Outcomes after IH repair are most often measured by recurrence rate, but this may be insufficient to allow for an accurate description of what patients perceive as successful treatment. In recent years, patient HRQoL has become a new dimension for measuring operative success. Although pain is an important parameter determining success, restriction of activities and cosmetic outcomes are also of importance. It has even been postulated that patient-reported HRQoL outcomes are superior to clinical ratings by avoiding observer bias [27,28,29]. Interestingly, in our study, global HRQoL scores with more than 13 years of mean follow-up showed no significant differences between laparoscopic and open groups, but restriction of activities and cosmetic discomfort seem to be less after laparoscopic repair. Comorbidities other than recurrent or repaired incisional hernia can affect HRQoL, especially in patients with a mean age of around 70 at the end of follow-up. We were unable to rule out this factor since these comorbidities were not registered in our data. Mortality, with 13 years of median follow-up, was, as expected, high, but our design was not oriented toward the identification of the causes of death.

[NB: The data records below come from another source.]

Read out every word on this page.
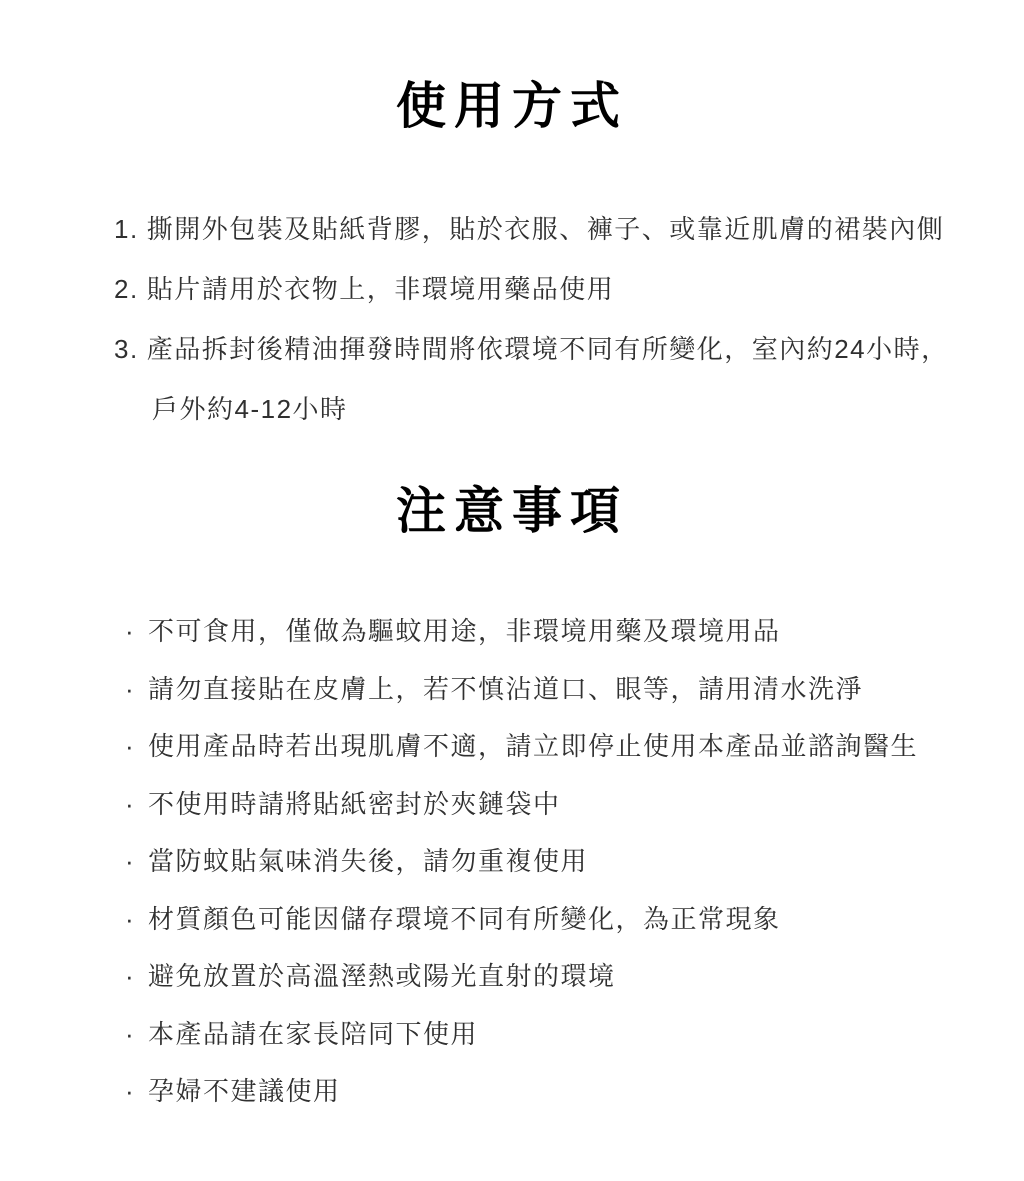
使用方式
1. 撕開外包裝及貼紙背膠，貼於衣服、褲子、或靠近肌膚的裙裝內側
2. 貼片請用於衣物上，非環境用藥品使用
3. 產品拆封後精油揮發時間將依環境不同有所變化，室內約24小時，
戶外約4-12小時
注意事項
· 不可食用，僅做為驅蚊用途，非環境用藥及環境用品
· 請勿直接貼在皮膚上，若不慎沾道口、眼等，請用清水洗淨
· 使用產品時若出現肌膚不適，請立即停止使用本產品並諮詢醫生
· 不使用時請將貼紙密封於夾鏈袋中
· 當防蚊貼氣味消失後，請勿重複使用
· 材質顏色可能因儲存環境不同有所變化，為正常現象
· 避免放置於高溫溼熱或陽光直射的環境
· 本產品請在家長陪同下使用
· 孕婦不建議使用
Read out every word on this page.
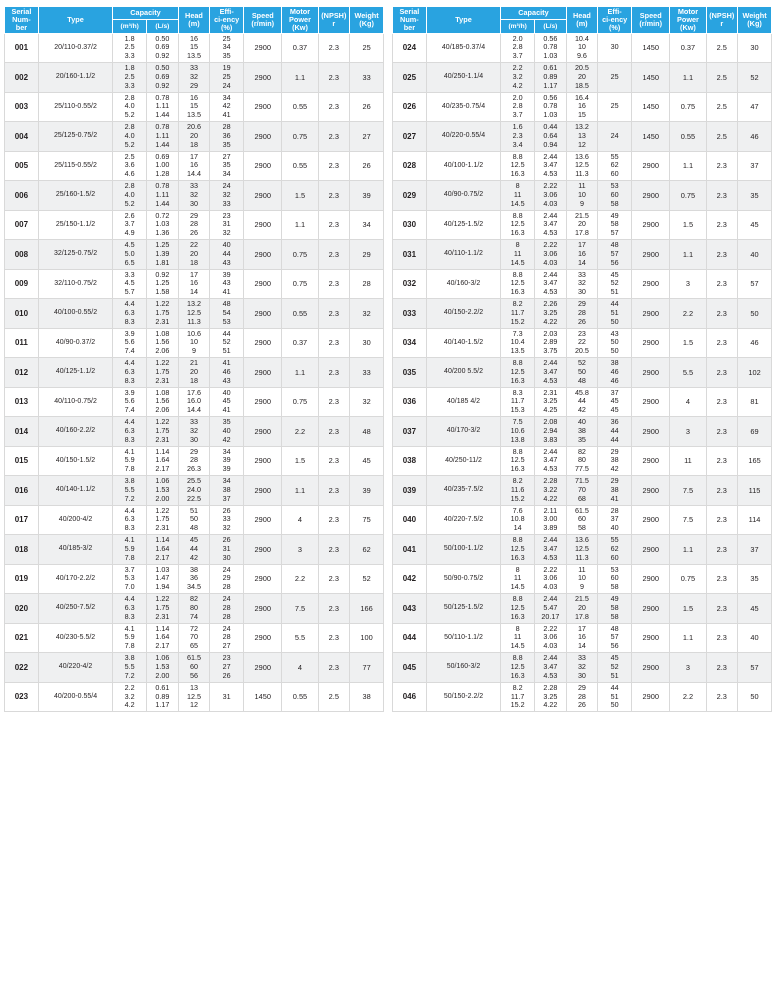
Serial
Num-
ber	Type	Capacity		Head
(m)	Effi-
ci-ency
(%)	Speed
(r/min)	Motor
Power
(Kw)	(NPSH)
r	Weight
(Kg)
		(m³/h)	(L/s)						
001	20/110-0.37/2	1.8
2.5
3.3	0.50
0.69
0.92	16
15
13.5	25
34
35	2900	0.37	2.3	25
002	20/160-1.1/2	1.8
2.5
3.3	0.50
0.69
0.92	33
32
29	19
25
24	2900	1.1	2.3	33
003	25/110-0.55/2	2.8
4.0
5.2	0.78
1.11
1.44	16
15
13.5	34
42
41	2900	0.55	2.3	26
004	25/125-0.75/2	2.8
4.0
5.2	0.78
1.11
1.44	20.6
20
18	28
36
35	2900	0.75	2.3	27
005	25/115-0.55/2	2.5
3.6
4.6	0.69
1.00
1.28	17
16
14.4	27
35
34	2900	0.55	2.3	26
006	25/160-1.5/2	2.8
4.0
5.2	0.78
1.11
1.44	33
32
30	24
32
33	2900	1.5	2.3	39
007	25/150-1.1/2	2.6
3.7
4.9	0.72
1.03
1.36	29
28
26	23
31
32	2900	1.1	2.3	34
008	32/125-0.75/2	4.5
5.0
6.5	1.25
1.39
1.81	22
20
18	40
44
43	2900	0.75	2.3	29
009	32/110-0.75/2	3.3
4.5
5.7	0.92
1.25
1.58	17
16
14	39
43
41	2900	0.75	2.3	28
010	40/100-0.55/2	4.4
6.3
8.3	1.22
1.75
2.31	13.2
12.5
11.3	48
54
53	2900	0.55	2.3	32
011	40/90-0.37/2	3.9
5.6
7.4	1.08
1.56
2.06	10.6
10
9	44
52
51	2900	0.37	2.3	30
012	40/125-1.1/2	4.4
6.3
8.3	1.22
1.75
2.31	21
20
18	41
46
43	2900	1.1	2.3	33
013	40/110-0.75/2	3.9
5.6
7.4	1.08
1.56
2.06	17.6
16.0
14.4	40
45
41	2900	0.75	2.3	32
014	40/160-2.2/2	4.4
6.3
8.3	1.22
1.75
2.31	33
32
30	35
40
42	2900	2.2	2.3	48
015	40/150-1.5/2	4.1
5.9
7.8	1.14
1.64
2.17	29
28
26.3	34
39
39	2900	1.5	2.3	45
016	40/140-1.1/2	3.8
5.5
7.2	1.06
1.53
2.00	25.5
24.0
22.5	34
38
37	2900	1.1	2.3	39
017	40/200-4/2	4.4
6.3
8.3	1.22
1.75
2.31	51
50
48	26
33
32	2900	4	2.3	75
018	40/185-3/2	4.1
5.9
7.8	1.14
1.64
2.17	45
44
42	26
31
30	2900	3	2.3	62
019	40/170-2.2/2	3.7
5.3
7.0	1.03
1.47
1.94	38
36
34.5	24
29
28	2900	2.2	2.3	52
020	40/250-7.5/2	4.4
6.3
8.3	1.22
1.75
2.31	82
80
74	24
28
28	2900	7.5	2.3	166
021	40/230-5.5/2	4.1
5.9
7.8	1.14
1.64
2.17	72
70
65	24
28
27	2900	5.5	2.3	100
022	40/220-4/2	3.8
5.5
7.2	1.06
1.53
2.00	61.5
60
56	23
27
26	2900	4	2.3	77
023	40/200-0.55/4	2.2
3.2
4.2	0.61
0.89
1.17	13
12.5
12	31	1450	0.55	2.5	38
Serial
Num-
ber	Type	Capacity		Head
(m)	Effi-
ci-ency
(%)	Speed
(r/min)	Motor
Power
(Kw)	(NPSH)
r	Weight
(Kg)
		(m³/h)	(L/s)						
024	40/185-0.37/4	2.0
2.8
3.7	0.56
0.78
1.03	10.4
10
9.6	30	1450	0.37	2.5	30
025	40/250-1.1/4	2.2
3.2
4.2	0.61
0.89
1.17	20.5
20
18.5	25	1450	1.1	2.5	52
026	40/235-0.75/4	2.0
2.8
3.7	0.56
0.78
1.03	16.4
16
15	25	1450	0.75	2.5	47
027	40/220-0.55/4	1.6
2.3
3.4	0.44
0.64
0.94	13.2
13
12	24	1450	0.55	2.5	46
028	40/100-1.1/2	8.8
12.5
16.3	2.44
3.47
4.53	13.6
12.5
11.3	55
62
60	2900	1.1	2.3	37
029	40/90-0.75/2	8
11
14.5	2.22
3.06
4.03	11
10
9	53
60
58	2900	0.75	2.3	35
030	40/125-1.5/2	8.8
12.5
16.3	2.44
3.47
4.53	21.5
20
17.8	49
58
57	2900	1.5	2.3	45
031	40/110-1.1/2	8
11
14.5	2.22
3.06
4.03	17
16
14	48
57
56	2900	1.1	2.3	40
032	40/160-3/2	8.8
12.5
16.3	2.44
3.47
4.53	33
32
30	45
52
51	2900	3	2.3	57
033	40/150-2.2/2	8.2
11.7
15.2	2.26
3.25
4.22	29
28
26	44
51
50	2900	2.2	2.3	50
034	40/140-1.5/2	7.3
10.4
13.5	2.03
2.89
3.75	23
22
20.5	43
50
50	2900	1.5	2.3	46
035	40/200 5.5/2	8.8
12.5
16.3	2.44
3.47
4.53	52
50
48	38
46
46	2900	5.5	2.3	102
036	40/185 4/2	8.3
11.7
15.3	2.31
3.25
4.25	45.8
44
42	37
45
45	2900	4	2.3	81
037	40/170-3/2	7.5
10.6
13.8	2.08
2.94
3.83	40
38
35	36
44
44	2900	3	2.3	69
038	40/250-11/2	8.8
12.5
16.3	2.44
3.47
4.53	82
80
77.5	29
38
42	2900	11	2.3	165
039	40/235-7.5/2	8.2
11.6
15.2	2.28
3.22
4.22	71.5
70
68	29
38
41	2900	7.5	2.3	115
040	40/220-7.5/2	7.6
10.8
14	2.11
3.00
3.89	61.5
60
58	28
37
40	2900	7.5	2.3	114
041	50/100-1.1/2	8.8
12.5
16.3	2.44
3.47
4.53	13.6
12.5
11.3	55
62
60	2900	1.1	2.3	37
042	50/90-0.75/2	8
11
14.5	2.22
3.06
4.03	11
10
9	53
60
58	2900	0.75	2.3	35
043	50/125-1.5/2	8.8
12.5
16.3	2.44
5.47
20.17	21.5
20
17.8	49
58
58	2900	1.5	2.3	45
044	50/110-1.1/2	8
11
14.5	2.22
3.06
4.03	17
16
14	48
57
56	2900	1.1	2.3	40
045	50/160-3/2	8.8
12.5
16.3	2.44
3.47
4.53	33
32
30	45
52
51	2900	3	2.3	57
046	50/150-2.2/2	8.2
11.7
15.2	2.28
3.25
4.22	29
28
26	44
51
50	2900	2.2	2.3	50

Loss to follow-up is common in clinical studies which seriously limits conclusions. A degree of follow-up over 80% is considered optimal, a percentage rarely achieved in published studies [30, 31]. Because of our design, 96.7% of the living patients could be clinically examined, thus reinforcing the soundness of our results.

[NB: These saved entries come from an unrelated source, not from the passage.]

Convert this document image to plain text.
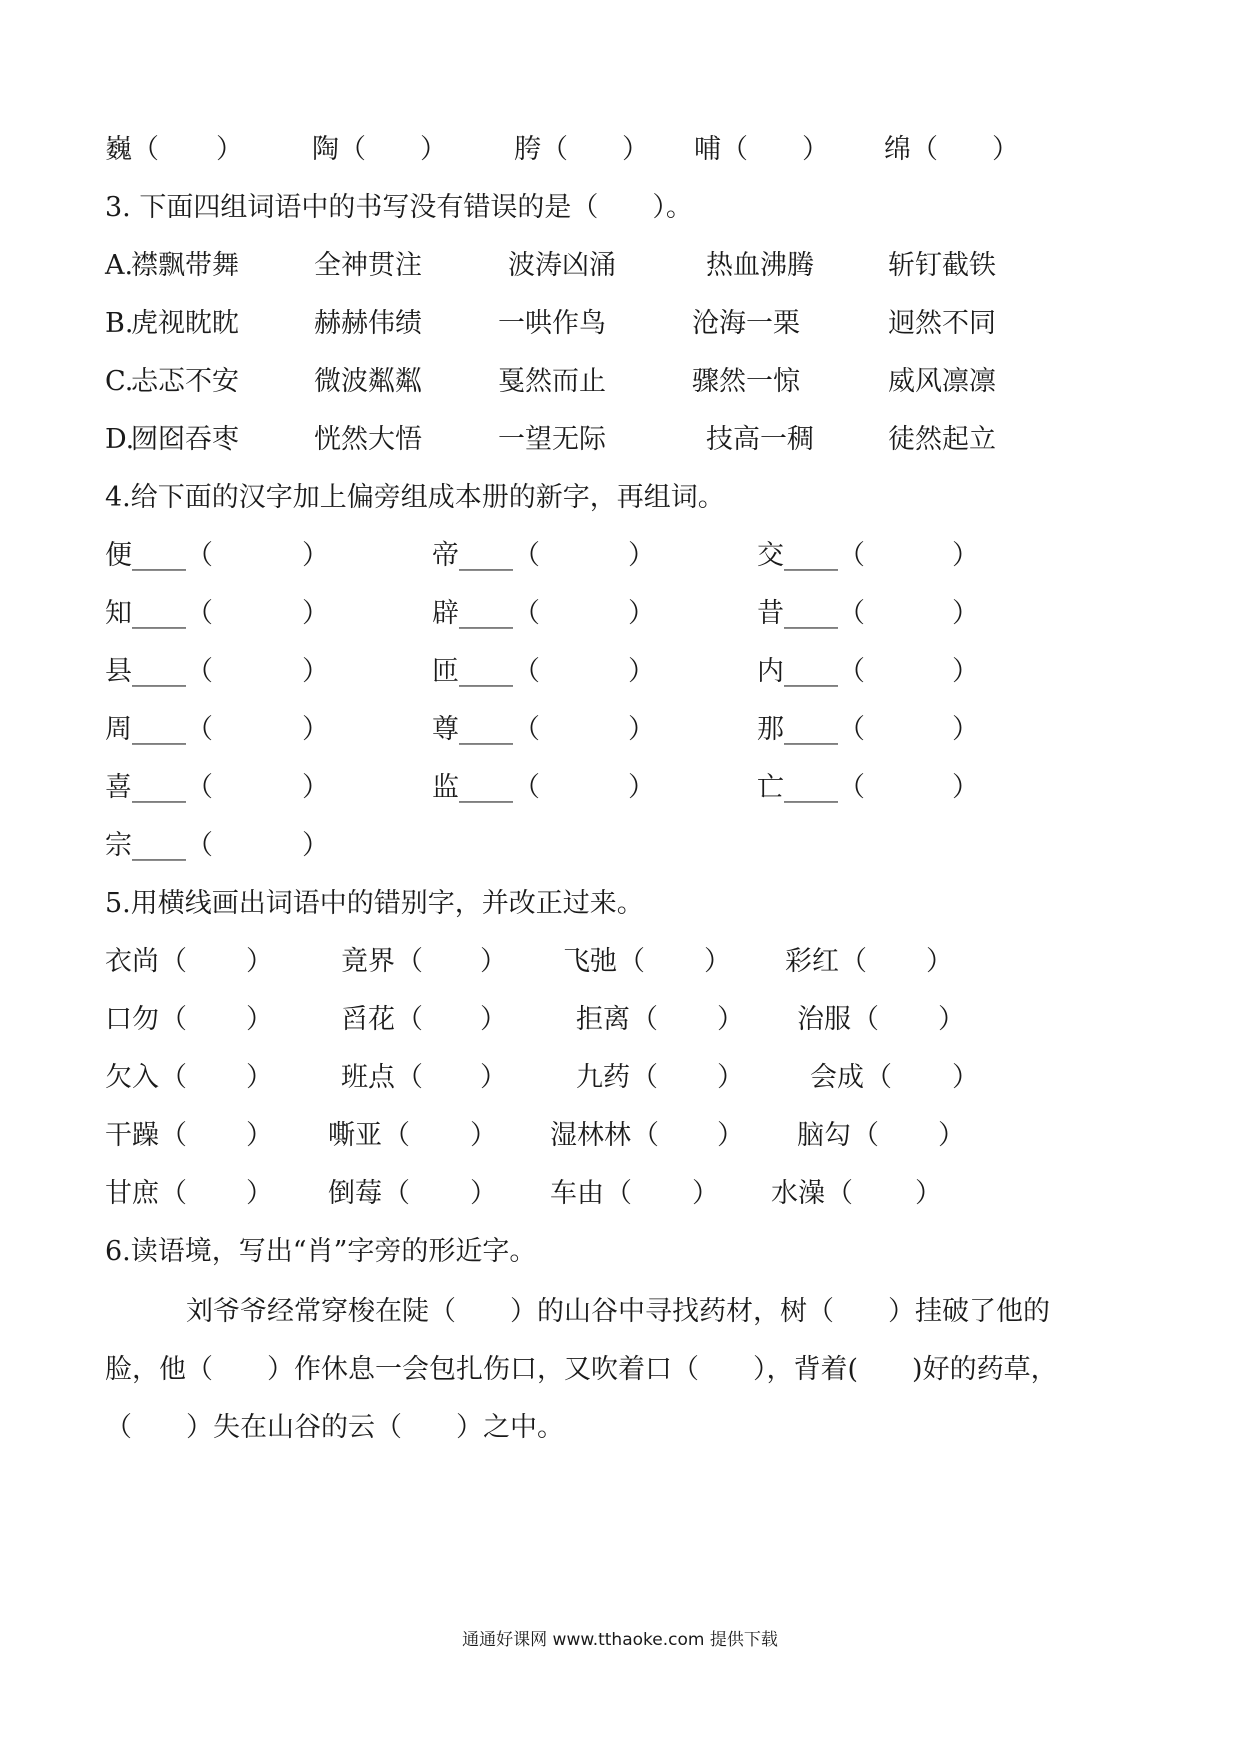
巍（ ）	陶（ ） 胯（ ） 哺（ ） 绵（ ）
3. 下面四组词语中的书写没有错误的是（　　）。
A.
襟飘带舞	全神贯注	波涛凶涌	热血沸腾	斩钉截铁
B.
虎视眈眈	赫赫伟绩	一哄作鸟	沧海一栗	迥然不同
C.
忐忑不安	微波粼粼	戛然而止	骤然一惊	威风凛凛
D.
囫囵吞枣	恍然大悟	一望无际	技高一稠	徒然起立
4.给下面的汉字加上偏旁组成本册的新字，再组词。
便 ____（	）	帝 ____（	）	交 ____（	）
知 ____（	）	辟 ____（	）	昔 ____（	）
县 ____（	）	匝 ____（	）	内 ____（	）
周 ____（	）	尊 ____（	）	那 ____（	）
喜 ____（	）	监 ____（	）	亡 ____（	）
宗 ____（	）
5.用横线画出词语中的错别字，并改正过来。
衣尚 （ ）	竟界 （ ） 飞弛 （ ） 彩红 （ ）
口勿 （ ）	舀花 （ ）	拒离 （ ） 治服 （ ）
欠入 （ ）	班点 （ ）	九药 （ ） 会成 （ ）
干躁 （ ） 嘶亚 （ ） 湿林林 （ ） 脑勾 （ ）
甘庶 （ ） 倒莓 （ ） 车由 （ ） 水澡 （ ）
6.读语境，写出“肖”字旁的形近字。
刘爷爷经常穿梭在陡（　　）的山谷中寻找药材，树（　　）挂破了他的
脸，他（　　）作休息一会包扎伤口，又吹着口（　　），背着(　　)好的药草，
（　　）失在山谷的云（　　）之中。
通通好课网 www.tthaoke.com 提供下载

As for the limitations, the reduced sample size (with the subsequent lack of statistical power to ensure equivalence or differences between groups in the relevant endpoints) and the retrospective evaluation of deceased patients are probably the most important. The direct translation of the EuraHS-QoL (a cross-cultural adaptation to Spanish was not available) and the lack of information on other variables, such as comorbidity, that could influence quality of life, are also relevant when considering the HRQoL results.

The comparison against two different open techniques is another possible weakness. However, due to the participation of multiple centers and surgeons, we decided to compare laparoscopic repair against the technique with which the team had maximal experience.

Conclusions

With the above limitations, in wall defects up to 15 cm wide laparoscopic IH repair seems to be as safe and effective as open techniques in terms of recurrence, reoperation rates or global HRQoL. Restriction of activities and cosmetic results seem to be better in laparoscopic approaches, but the clinical relevance of these differences is uncertain. The complication rate after intraperitoneal placement of PTFE-coated meshes was low, late in time and could be related to previous abdominal surgeries rather than to the direct contact of the mesh with abdominal contents.